Reasoning behind each property:
compress=zstd
: Use ZSTD compressionchecksum=skein
: Use a faster (aka less CPU demanding) checksum algorithmdedup=off
: Dedup has no benefit in most cases, and costs a lot of RAM to run.xattr=sa
dnodesize=2k
: Enable extended attributes and a larger space to store them.faimode=continue
: Keep reading if possible if there is a disk failureautoexpand=on
: If the disks are replaced, grow to the maximum size.
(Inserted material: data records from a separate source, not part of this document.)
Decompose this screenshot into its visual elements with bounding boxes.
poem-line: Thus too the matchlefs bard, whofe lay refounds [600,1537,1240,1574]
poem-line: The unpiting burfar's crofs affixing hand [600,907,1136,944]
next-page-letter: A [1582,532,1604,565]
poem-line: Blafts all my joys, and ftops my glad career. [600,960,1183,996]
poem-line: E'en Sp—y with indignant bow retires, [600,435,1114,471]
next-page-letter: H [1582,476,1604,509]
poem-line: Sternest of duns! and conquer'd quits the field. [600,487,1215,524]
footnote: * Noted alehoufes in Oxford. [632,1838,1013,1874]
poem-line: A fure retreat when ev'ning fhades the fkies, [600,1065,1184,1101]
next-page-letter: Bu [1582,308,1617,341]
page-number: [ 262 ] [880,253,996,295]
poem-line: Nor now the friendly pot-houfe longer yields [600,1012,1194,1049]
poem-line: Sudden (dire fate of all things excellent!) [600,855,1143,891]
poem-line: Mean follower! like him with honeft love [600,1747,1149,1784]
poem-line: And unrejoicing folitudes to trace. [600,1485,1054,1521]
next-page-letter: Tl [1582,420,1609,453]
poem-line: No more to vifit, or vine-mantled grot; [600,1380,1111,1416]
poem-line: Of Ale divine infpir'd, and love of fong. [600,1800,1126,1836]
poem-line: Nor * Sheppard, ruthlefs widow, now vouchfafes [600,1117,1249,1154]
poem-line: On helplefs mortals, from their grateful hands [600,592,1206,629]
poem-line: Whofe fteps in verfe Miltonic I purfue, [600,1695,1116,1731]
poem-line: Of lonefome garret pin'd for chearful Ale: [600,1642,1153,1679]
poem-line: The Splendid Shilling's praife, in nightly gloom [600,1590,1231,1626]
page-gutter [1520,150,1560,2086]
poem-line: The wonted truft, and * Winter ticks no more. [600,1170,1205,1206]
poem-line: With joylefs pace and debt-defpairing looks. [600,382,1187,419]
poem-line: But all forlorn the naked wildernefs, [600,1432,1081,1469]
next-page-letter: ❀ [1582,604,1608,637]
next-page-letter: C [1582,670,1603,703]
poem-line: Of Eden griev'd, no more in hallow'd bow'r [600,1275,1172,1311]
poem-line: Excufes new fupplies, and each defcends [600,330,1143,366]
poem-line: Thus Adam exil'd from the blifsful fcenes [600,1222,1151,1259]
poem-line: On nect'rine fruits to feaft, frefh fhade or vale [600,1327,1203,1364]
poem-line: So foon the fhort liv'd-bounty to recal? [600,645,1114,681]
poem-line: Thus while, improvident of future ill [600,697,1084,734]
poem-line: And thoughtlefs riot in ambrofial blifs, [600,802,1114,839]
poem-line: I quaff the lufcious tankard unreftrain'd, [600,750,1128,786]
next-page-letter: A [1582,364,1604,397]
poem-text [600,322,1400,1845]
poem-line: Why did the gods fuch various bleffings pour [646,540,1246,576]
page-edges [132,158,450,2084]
U.ashift=12
: 4kib sector alignment for compatibility with SSDs and HDDs.
Configuring and Installation
swapon ${DISK}3
mount -t zfs zroot/nixos /mnt
mkdir /mnt/{boot,nix}
mount -t zfs zroot/nixos/store /mnt/nix
mount ${DISK}2 /mnt/boot
nixos-generate-config --root /mnt
cd /mnt/etc/nixos
mv * ~/
git clone https://github.com/redbrick/nix-configs.git .
mkdir hosts/$HOSTNAME
mv ~/hardware-configuration.nix hosts/$HOSTNAME/
cp hosts/metharme/configuration.nix hosts/$HOSTNAME/
ln -s hosts/$HOSTNAME/configuration.nix .
At this point, you must edit the configuration.nix to suit this host.
- Add/remove imported services
- Change the IP address and hostname
- Update the bond config interfaces
- Update boot.loader.grub.devices
- Generate a new networking.hostId with
head -c4 /dev/urandom | od -A none -t x4
- Set the
system.stateVersion
to the latest version
Once that's complete, run nixos-install
and wait for it to finish.
You will be prompted for a root password at the end.
Record it in the password safe.
After installation, you MUST unmount the filesystems gracefully. In particular,
if you do not run zpool export
then the system will fail to boot.
umount /mnt/{nix,boot,}
swapoff ${DISK}3
zpool export zroot
After checking the booted system, commit the new configuration files to nix-configs.